Discovering the main concepts

OpenSearchServer (OSS) is a search engine running on a Windows, Linux or Solaris server.

Its GUI can be used via any web browser supporting Ajax (Internet Explorer, Firefox, Safari, Chrome). Said interface gives access to all of OSS' functions.

OSS also offers a full set of REST APIs, facilitating integration with other applications.

Client libraries in PHP, PERL and ASP.NET allow for easy integration with PHP-based and Microsoft-based environments.

OpenSearchServer further offers a Drupal module and a Wordpress plugin, and can be integrated with these CMSes without development work. A coder familiar with Drupal and/or Wordpress will find it easy to customise these OSS resources.

Indexing

To index content, OpenSearchServer can deploy the following:

  • crawlers fetching data according to the rules they have been given
  • parsers extracting the data to be indexed (full-text) from what has been crawled
  • analyzers applying semantic and linguistic rules to the indexed data
  • classifiers adding external information to the indexed documents
  • learners parsing indexed documents to deduce their categories

Crawlers

OpenSearchServer offers four kinds of crawlers

  • Web crawlers
  • File system crawlers
  • Database crawlers
  • XML file crawler

Web crawler

This crawler handles HTTP and HTTPS - and is thus used to crawl Internet, intranet and extranet sites. It offers the following functions:

  • Website list. A list of URLs, which can include wildcards (noted with a * character). This allows for the full or partial indexation of a website.
  • Exclusion list. Another list of URLs that can use wildcards, but this one excludes pages from being indexed.
  • URL parameters filtering. It is possible to ignore unimportant data in URLs (for instance, session parameters)
  • URLs browser. This interface is used to review all known URLs and their status (indexed, unindexed, 404 error, etc.)
  • Crawl process manager. This interface is used to monitor the indexation process - number of simultaneous threads, crawling speed for each site, number of pages per session, etc.
  • Manual crawling. Used to test the indexation of a given URL.
  • Proxy. An HTTP and/or HTTPS proxy can be used while indexing.
  • Screenshot. Takes a snapshot of the indexed pages.
  • Authentication. To access secure websites.
  • Robots.txt protocol. OpenSearchServer obeys the robots.txt instructions.
  • Extraction of specific data. Specified MIME types, URLs, etc.

Crawler web

File system crawler

This crawler will index local or remote file systems. It can:

  • Index local files by crawling the local file system and the NFS and CIFS mount points.
  • Index remote files using the following protocols: CIFS/SMB, FTP, FTPS.
  • Browse file attributes. This parses files and folders and lists useful information (indexed or unindexed, file size, document type, etc.)

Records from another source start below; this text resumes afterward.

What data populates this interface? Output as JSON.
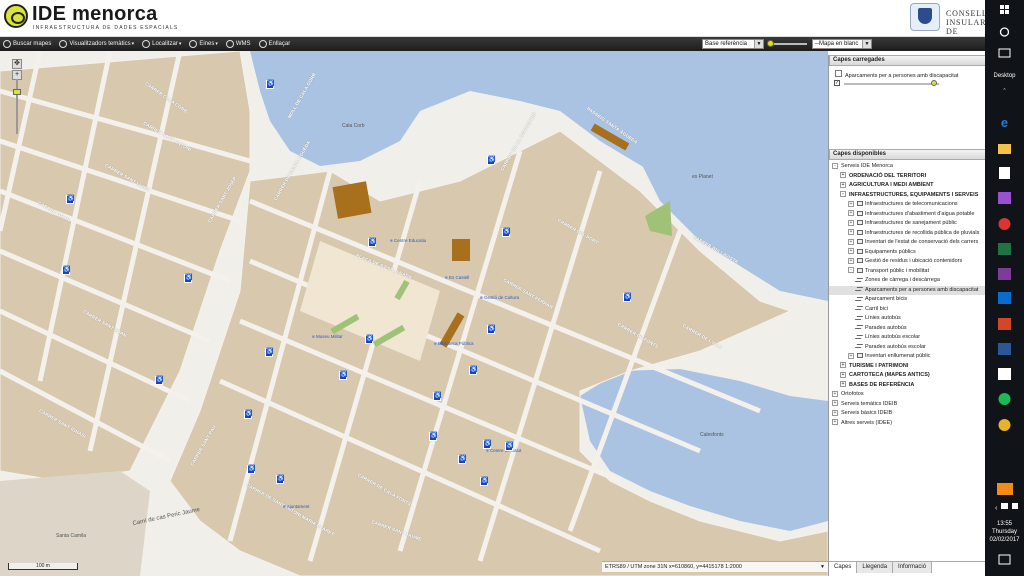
{
  "header": {
    "app_title": "IDE menorca",
    "app_subtitle": "INFRAESTRUCTURA DE DADES ESPACIALS",
    "org_line1": "CONSELL INSULAR",
    "org_line2": "DE MENORCA"
  },
  "toolbar": {
    "items": [
      "Buscar mapes",
      "Visualitzadors temàtics",
      "Localitzar",
      "Eines",
      "WMS",
      "Enllaçar"
    ],
    "base_select_value": "Base referència",
    "blank_select_value": "--Mapa en blanc"
  },
  "map": {
    "scale_label": "100 m",
    "status_text": "ETRS89 / UTM zone 31N    x=610860, y=4415178  1:2000",
    "labels": {
      "cala_corb": "Cala Corb",
      "es_planet": "es Planet",
      "calesfonts": "Calesfonts",
      "cami_perot": "Camí de cas Peric Jaume",
      "santa_camila": "Santa Camila"
    },
    "streets": [
      "CARRER CALA CORB",
      "MOLL DE CALA CORB",
      "CARRER SANT ANTONI",
      "CARRER DE SANTA ÀGUEDA",
      "CARRER SANT LLUÍS",
      "CARRER SANT JOSEP",
      "CARRER DE LA CONCEPCIÓ",
      "CARRER DEL PORT",
      "CARRER BELLAVISTA",
      "CARRER SANT JOAN",
      "PLAÇA DE S'ESPLANADA",
      "CARRER SANT FERRAN",
      "CARRER DE CALA FONTS",
      "CARRER DE FONTS",
      "CARRER DE L'ILLA",
      "CARRER SANT IGNASI",
      "CARRER GRAN",
      "PASSEIG SANTA ÀGUEDA",
      "CARRER SANT PAU",
      "CARRER SANT JAUME",
      "CARRER DE SANT ANTONI MARIA CLARET"
    ],
    "pois": [
      "Centre Educatiu",
      "Es Castell",
      "Gestió de Cultura",
      "Museu Militar",
      "Biblioteca Pública",
      "Centre de Salut",
      "Ajuntament"
    ]
  },
  "panel": {
    "loaded_title": "Capes carregades",
    "loaded_layer": "Aparcaments per a persones amb discapacitat",
    "available_title": "Capes disponibles",
    "tree": [
      {
        "level": 0,
        "toggle": "-",
        "label": "Serveis IDE Menorca",
        "style": "normal"
      },
      {
        "level": 1,
        "toggle": "+",
        "label": "ORDENACIÓ DEL TERRITORI",
        "style": "bold"
      },
      {
        "level": 1,
        "toggle": "+",
        "label": "AGRICULTURA I MEDI AMBIENT",
        "style": "bold"
      },
      {
        "level": 1,
        "toggle": "-",
        "label": "INFRAESTRUCTURES, EQUIPAMENTS I SERVEIS",
        "style": "bold"
      },
      {
        "level": 2,
        "toggle": "+",
        "label": "Infraestructures de telecomunicacions",
        "style": "folder"
      },
      {
        "level": 2,
        "toggle": "+",
        "label": "Infraestructures d'abastiment d'aigua potable",
        "style": "folder"
      },
      {
        "level": 2,
        "toggle": "+",
        "label": "Infraestructures de sanejament públic",
        "style": "folder"
      },
      {
        "level": 2,
        "toggle": "+",
        "label": "Infraestructures de recollida pública de pluvials",
        "style": "folder"
      },
      {
        "level": 2,
        "toggle": "+",
        "label": "Inventari de l'estat de conservació dels carrers",
        "style": "folder"
      },
      {
        "level": 2,
        "toggle": "+",
        "label": "Equipaments públics",
        "style": "folder"
      },
      {
        "level": 2,
        "toggle": "+",
        "label": "Gestió de residus i ubicació contenidors",
        "style": "folder"
      },
      {
        "level": 2,
        "toggle": "-",
        "label": "Transport públic i mobilitat",
        "style": "folder"
      },
      {
        "level": 3,
        "toggle": "",
        "label": "Zones de càrrega i descàrrega",
        "style": "layer"
      },
      {
        "level": 3,
        "toggle": "",
        "label": "Aparcaments per a persones amb discapacitat",
        "style": "layer-sel"
      },
      {
        "level": 3,
        "toggle": "",
        "label": "Aparcament bicis",
        "style": "layer"
      },
      {
        "level": 3,
        "toggle": "",
        "label": "Carril bici",
        "style": "layer"
      },
      {
        "level": 3,
        "toggle": "",
        "label": "Línies autobús",
        "style": "layer"
      },
      {
        "level": 3,
        "toggle": "",
        "label": "Parades autobús",
        "style": "layer"
      },
      {
        "level": 3,
        "toggle": "",
        "label": "Línies autobús escolar",
        "style": "layer"
      },
      {
        "level": 3,
        "toggle": "",
        "label": "Parades autobús escolar",
        "style": "layer"
      },
      {
        "level": 2,
        "toggle": "+",
        "label": "Inventari enllumenat públic",
        "style": "folder"
      },
      {
        "level": 1,
        "toggle": "+",
        "label": "TURISME I PATRIMONI",
        "style": "bold"
      },
      {
        "level": 1,
        "toggle": "+",
        "label": "CARTOTECA (MAPES ANTICS)",
        "style": "bold"
      },
      {
        "level": 1,
        "toggle": "+",
        "label": "BASES DE REFERÈNCIA",
        "style": "bold"
      },
      {
        "level": 0,
        "toggle": "+",
        "label": "Ortofotos",
        "style": "normal"
      },
      {
        "level": 0,
        "toggle": "+",
        "label": "Serveis temàtics IDEIB",
        "style": "normal"
      },
      {
        "level": 0,
        "toggle": "+",
        "label": "Serveis bàsics IDEIB",
        "style": "normal"
      },
      {
        "level": 0,
        "toggle": "+",
        "label": "Altres serveis (IDEE)",
        "style": "normal"
      }
    ],
    "tabs": [
      "Capes",
      "Llegenda",
      "Informació"
    ]
  },
  "taskbar": {
    "desktop_label": "Desktop",
    "time": "13:55",
    "day": "Thursday",
    "date": "02/02/2017"
  },
  "colors": {
    "sea": "#aac3e2",
    "block": "#d7c8ae",
    "street": "#f4f1ec",
    "highlight": "#a8701c",
    "park": "#9fc277",
    "parking_icon": "#1b3fc4"
  }
}
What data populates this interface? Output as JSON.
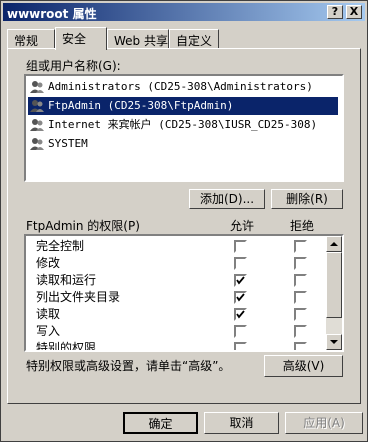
{
  "window": {
    "title": "wwwroot 属性",
    "help_label": "?",
    "close_label": "X"
  },
  "tabs": [
    "常规",
    "安全",
    "Web 共享",
    "自定义"
  ],
  "active_tab": "安全",
  "users": {
    "label": "组或用户名称(G):",
    "items": [
      {
        "name": "Administrators (CD25-308\\Administrators)",
        "selected": false
      },
      {
        "name": "FtpAdmin (CD25-308\\FtpAdmin)",
        "selected": true
      },
      {
        "name": "Internet 来宾帐户 (CD25-308\\IUSR_CD25-308)",
        "selected": false
      },
      {
        "name": "SYSTEM",
        "selected": false
      }
    ],
    "add_label": "添加(D)...",
    "remove_label": "删除(R)"
  },
  "permissions": {
    "label": "FtpAdmin 的权限(P)",
    "allow_header": "允许",
    "deny_header": "拒绝",
    "items": [
      {
        "name": "完全控制",
        "allow": false,
        "deny": false
      },
      {
        "name": "修改",
        "allow": false,
        "deny": false
      },
      {
        "name": "读取和运行",
        "allow": true,
        "deny": false
      },
      {
        "name": "列出文件夹目录",
        "allow": true,
        "deny": false
      },
      {
        "name": "读取",
        "allow": true,
        "deny": false
      },
      {
        "name": "写入",
        "allow": false,
        "deny": false
      },
      {
        "name": "特别的权限",
        "allow": false,
        "deny": false
      }
    ]
  },
  "advanced": {
    "text": "特别权限或高级设置，请单击“高级”。",
    "button_label": "高级(V)"
  },
  "footer": {
    "ok_label": "确定",
    "cancel_label": "取消",
    "apply_label": "应用(A)"
  },
  "colors": {
    "face": "#d4d0c8",
    "title_start": "#0a246a",
    "title_end": "#a6caf0",
    "selection": "#0a246a"
  }
}
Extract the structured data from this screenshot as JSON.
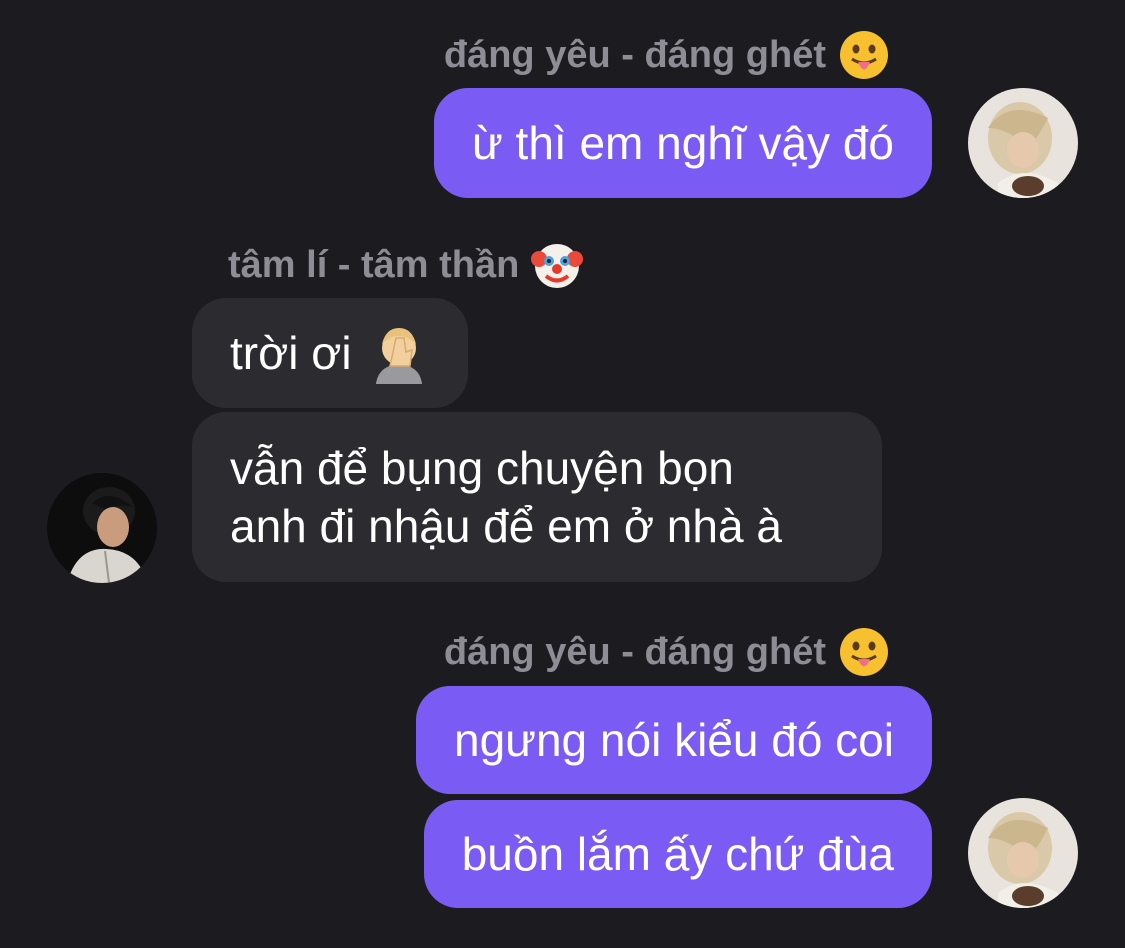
{
  "messages": [
    {
      "sender": "đáng yêu - đáng ghét",
      "sender_emoji": "face-with-tongue-emoji",
      "text": "ừ thì em nghĩ vậy đó"
    },
    {
      "sender": "tâm lí - tâm thần",
      "sender_emoji": "clown-face-emoji",
      "text": "trời ơi",
      "text_emoji": "face-palm-emoji"
    },
    {
      "text_line1": "vẫn để bụng chuyện bọn",
      "text_line2": "anh đi nhậu để em ở nhà à"
    },
    {
      "sender": "đáng yêu - đáng ghét",
      "sender_emoji": "face-with-tongue-emoji",
      "text": "ngưng nói kiểu đó coi"
    },
    {
      "text": "buồn lắm ấy chứ đùa"
    }
  ],
  "colors": {
    "background": "#1c1b20",
    "outgoing_bubble": "#7a5cf4",
    "incoming_bubble": "#2c2c30",
    "sender_name": "#8e8c94",
    "text": "#ffffff"
  }
}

File system crawler - setting up a new FTP crawl area

Database crawler

This crawler indexes structured data from database tables. It can:

  • Access most databases through JDBC: MySQL, SQLServer, PostgreSQL, Oracle, Sybase, DB2...
  • Index using SQL queries, and handle join clauses by recognising their primary keys.
  • Index attachments whose local path or URL are given in the schema.
  • Prune HTML tags before indexing.
  • Convert HTML entities.
  • Apply regular expressions before indexing.

Database crawler - configuring a crawling process

XML file crawler

Data can be uploaded as an XML file. OpenSearchServer offers it own native XML format. This simple but powerful format can easily be generated, for instance to export then apply an XSL transformation.
This native XML format can:

  • Index structured data by labelling each file.
  • Index embedded attachments within the XML file (using base64 encoding).
  • Index local files by following a given path.
  • Index attached remote files by opening a given URL.
  • Automatically prune HTML tags.
  • Convert HTML entities.
  • Apply a regular expression on each field before indexing it.

Here is an example of a native OSS format XML file :

XML file example

Parsers

The job of a parser is to extract data to be indexed from the documents fetched by these crawlers. The parser is automatically selected according to the MIME type (if the crawler can find it) or the file extension. Each parser can be given a maximum size for the files to be indexed.

The following formats are supported by default:

  • Microsoft Word files with a .doc (Word 6, Word 95, Word 97-2007) or a .docx extension.
  • Microsoft Excel files with an .xls (Excel 97-2007) or .xlsx extension.
  • Microsoft PowerPoint files with a .ppt (PowerPoint 97-2007) or .pptx extension.
  • HTML/XHTML.
  • OpenOffice files with an .odt, .ods or .odf extension.
  • Adobe PDF.
  • RTF (Rich Text Format) files.
  • The metadata of audio files with a .wav, .mp3, .aif or .off extension.
  • .txt files (the encoding is automatically detected).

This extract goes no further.